The minutes made it clear that the “proverbial Fed put is officially dead and over,” said Kent Engelke, chief economic strategist at Capitol Securities Management, in a Thursday note.

Stocks had recovered from the 2022 lows set in October before heading into the Fed’s Dec. 13-14 monetary policy meeting, but soon lost traction, losing ground by the end of the month as major indices lost their worst annual performance since 2008. Shares closed higher after Wednesday’s minutes release, then collapsed the next session.

Stocks were higher on Friday, the Dow Jones Industrial Average DJIA, +2.13%, was up around 700 points, or 2.1%, while the S&P 500 SPX, +2.28%, was up 2.3% and the Nasdaq Composite COMP, +2.56%, up 2.6%. The gains led all three major indices to turn positive for the holiday-shortened week, with the Dow and S&P 500 posting weekly gains of 1.5% and the Nasdaq rising 1%.

The rally came after the December jobs report showed an unexpected slowdown in wage growth and the Institute for Supply Management’s services indicator slumped into contraction territory.

Market Watch Live: Stocks stage first major rally of 2023 as investors cheer slowing wage growth

Some market observers wondered how the market reaction, which saw Treasury yields fall and markets increasing odds of a 25 basis point, or a quarter-point rate hike, on Feb. 1 versus a half-point hike, was resonating with Fed policymakers would .

The side jobs report eases pressure on the Fed to hike rates by 50 basis points on Feb 1, but policymakers appear to be growing impatient with market prices at odds with the Fed.
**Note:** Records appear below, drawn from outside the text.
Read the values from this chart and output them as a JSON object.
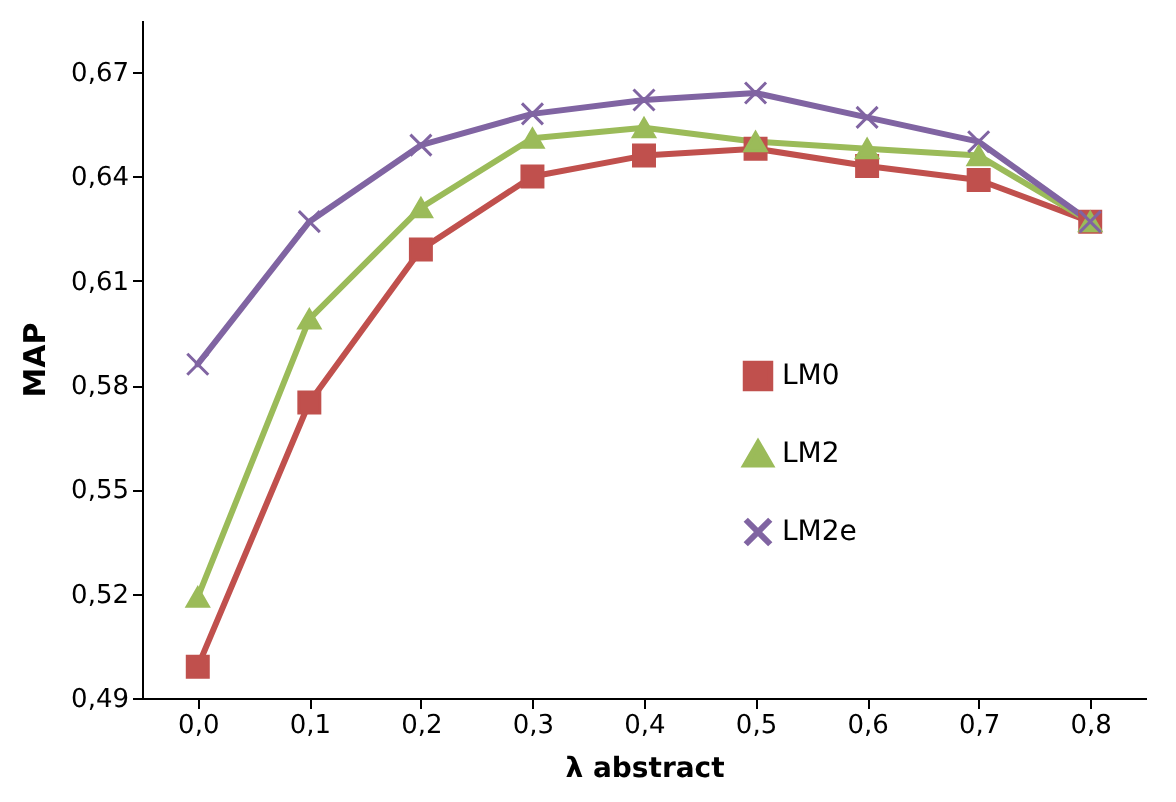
{
  "chart_data": {
    "type": "line",
    "xlabel": "λ abstract",
    "ylabel": "MAP",
    "categories": [
      "0,0",
      "0,1",
      "0,2",
      "0,3",
      "0,4",
      "0,5",
      "0,6",
      "0,7",
      "0,8"
    ],
    "ylim": [
      0.49,
      0.685
    ],
    "yticks": [
      {
        "value": 0.49,
        "label": "0,49"
      },
      {
        "value": 0.52,
        "label": "0,52"
      },
      {
        "value": 0.55,
        "label": "0,55"
      },
      {
        "value": 0.58,
        "label": "0,58"
      },
      {
        "value": 0.61,
        "label": "0,61"
      },
      {
        "value": 0.64,
        "label": "0,64"
      },
      {
        "value": 0.67,
        "label": "0,67"
      }
    ],
    "grid": false,
    "legend": "right",
    "line_style": "solid",
    "series": [
      {
        "name": "LM0",
        "color": "#c0504d",
        "marker": "square",
        "values": [
          0.499,
          0.575,
          0.619,
          0.64,
          0.646,
          0.648,
          0.643,
          0.639,
          0.627
        ]
      },
      {
        "name": "LM2",
        "color": "#9bbb59",
        "marker": "triangle",
        "values": [
          0.519,
          0.599,
          0.631,
          0.651,
          0.654,
          0.65,
          0.648,
          0.646,
          0.627
        ]
      },
      {
        "name": "LM2e",
        "color": "#8064a2",
        "marker": "cross",
        "values": [
          0.586,
          0.627,
          0.649,
          0.658,
          0.662,
          0.664,
          0.657,
          0.65,
          0.627
        ]
      }
    ]
  }
}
Funds rate and the timing of its first rate cut, BNP Paribas economists Carl Riccadonna, Yelena Shulyatyeva and Andrew Schneider said in a statement on Friday.

“This may steer their bias toward a more vigorous response at the next meeting,” they wrote.

See: Financial markets ignore elephants in the room: 223k job gains in December

The minutes showed that no Fed officials expected rates to fall in 2023, underscoring the divide between the central bank and market participants over the likelihood of a move away from tighter monetary policy later this year.

“The minutes clearly underscore the Fed’s focus on inflation, but also its resentment at easing financial market conditions, which it says is hampering its efforts to maintain price stability,” said Ryan Sweet, chief US economist at Oxford Economics, in a note on Wednesday . “Reading the tea leaves, the minutes emphasize that the Fed will reduce inflation at the risk of damaging the job market and the economy at large.”

Ian Shepherdson, chief economist at Pantheon Macroeconomics, said on Wednesday that mention of financial conditions should convey that investors should not expect policymakers to “soften their inflation line until it becomes apparent that a serious shift in data is underway.” .”

See: Goldilocks Scenario? Slower wage increases could help the US economy stave off a recession.